The judge said that, since Ocean Capital's bid for attorney fees is based on its counterclaims, Puerto Rican law governs, and nothing in the Puerto Rico general corporations law allows fee shifting without a finding of obstinacy.
"In the absence of a statutory fee-shifting provision and absent a finding of obstinacy, Puerto Rico law does not authorize an award of attorneys' fees," the order states.
According to the order, Ocean Capital also tried to characterize its attorney fee bid as a request for a "partial reimbursement." However, Judge Méndez-Miró said the "distinction does not alter the analysis."
"Under Puerto Rico law, any court-ordered transfer of litigation expenses from one party to another constitutes an award of attorneys' fees. The label attached to the request cannot circumvent the substantive limitations imposed by Puerto Rico law," the judge said.
Judge Méndez-Miró added that, even if Ocean Capital was entitled to attorney fees under Puerto Rican law, the investment firm had failed to provide billing records or other documentation to establish the reasonableness of its request.
Representatives for the parties did not immediately respond to requests for comment on Monday.

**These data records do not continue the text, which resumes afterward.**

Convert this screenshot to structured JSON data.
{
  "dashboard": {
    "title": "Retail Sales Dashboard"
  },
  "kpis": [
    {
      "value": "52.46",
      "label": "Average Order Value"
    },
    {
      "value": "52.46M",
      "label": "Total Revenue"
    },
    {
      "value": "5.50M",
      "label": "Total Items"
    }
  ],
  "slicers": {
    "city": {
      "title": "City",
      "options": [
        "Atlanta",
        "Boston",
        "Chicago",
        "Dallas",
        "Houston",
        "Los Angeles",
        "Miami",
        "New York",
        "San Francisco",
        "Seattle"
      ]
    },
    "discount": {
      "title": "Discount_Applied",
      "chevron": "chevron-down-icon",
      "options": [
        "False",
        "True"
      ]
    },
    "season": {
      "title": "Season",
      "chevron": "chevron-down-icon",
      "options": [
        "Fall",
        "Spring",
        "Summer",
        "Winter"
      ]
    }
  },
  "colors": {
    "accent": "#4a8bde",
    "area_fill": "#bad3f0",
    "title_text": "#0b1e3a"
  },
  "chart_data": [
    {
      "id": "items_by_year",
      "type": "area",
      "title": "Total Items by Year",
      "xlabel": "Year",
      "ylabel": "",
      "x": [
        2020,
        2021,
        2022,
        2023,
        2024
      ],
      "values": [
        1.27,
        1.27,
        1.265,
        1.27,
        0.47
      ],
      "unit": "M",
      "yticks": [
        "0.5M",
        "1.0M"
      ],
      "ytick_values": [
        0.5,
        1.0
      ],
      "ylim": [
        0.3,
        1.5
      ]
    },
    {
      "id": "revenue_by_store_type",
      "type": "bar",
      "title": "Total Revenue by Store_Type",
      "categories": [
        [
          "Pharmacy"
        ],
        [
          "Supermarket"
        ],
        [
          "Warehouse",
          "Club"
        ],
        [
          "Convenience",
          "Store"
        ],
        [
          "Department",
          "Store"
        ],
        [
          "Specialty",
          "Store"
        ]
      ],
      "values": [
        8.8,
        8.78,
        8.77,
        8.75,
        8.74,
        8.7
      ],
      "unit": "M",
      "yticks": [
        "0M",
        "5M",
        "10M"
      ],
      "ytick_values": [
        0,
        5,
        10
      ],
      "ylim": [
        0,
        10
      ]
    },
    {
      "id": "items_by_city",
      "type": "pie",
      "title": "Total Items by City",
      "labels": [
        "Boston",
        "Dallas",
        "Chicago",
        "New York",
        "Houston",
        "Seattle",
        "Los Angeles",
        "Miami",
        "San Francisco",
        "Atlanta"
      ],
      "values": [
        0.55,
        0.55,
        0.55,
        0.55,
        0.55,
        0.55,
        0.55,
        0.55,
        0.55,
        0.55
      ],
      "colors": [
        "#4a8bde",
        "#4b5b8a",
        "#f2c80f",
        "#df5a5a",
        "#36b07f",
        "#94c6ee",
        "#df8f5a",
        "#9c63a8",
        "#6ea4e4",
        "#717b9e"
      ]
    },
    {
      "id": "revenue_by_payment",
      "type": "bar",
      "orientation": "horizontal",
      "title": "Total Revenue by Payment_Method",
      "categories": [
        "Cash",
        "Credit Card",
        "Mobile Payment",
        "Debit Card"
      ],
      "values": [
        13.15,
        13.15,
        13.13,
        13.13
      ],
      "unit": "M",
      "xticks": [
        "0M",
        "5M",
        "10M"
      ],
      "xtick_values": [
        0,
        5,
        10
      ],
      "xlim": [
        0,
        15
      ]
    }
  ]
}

Ocean Capital is represented by Frank Olander of Schulte Roth & Zabel LLP and José Sánchez-Castro of Sánchez/LRV.
The funds are represented by Arturo Diaz-Angueira of Diaz & Vazquez Law Firm PSC, Maraliz Vazquez-Marrero of Vazquez & Vilanova Law Firm, Alex J. Kaplan and Charlotte K. Newell of Sidley Austin LLP, and Pedro I. Torres-Crespi of Ferraiuoli LLC.
The case is Tax-Free Fixed Income Fund for Puerto Rico Residents Inc. et al. v. Ocean Capital LLC et al., case number 3:22-cv-01101, in the U.S. District Court for the District of Puerto Rico.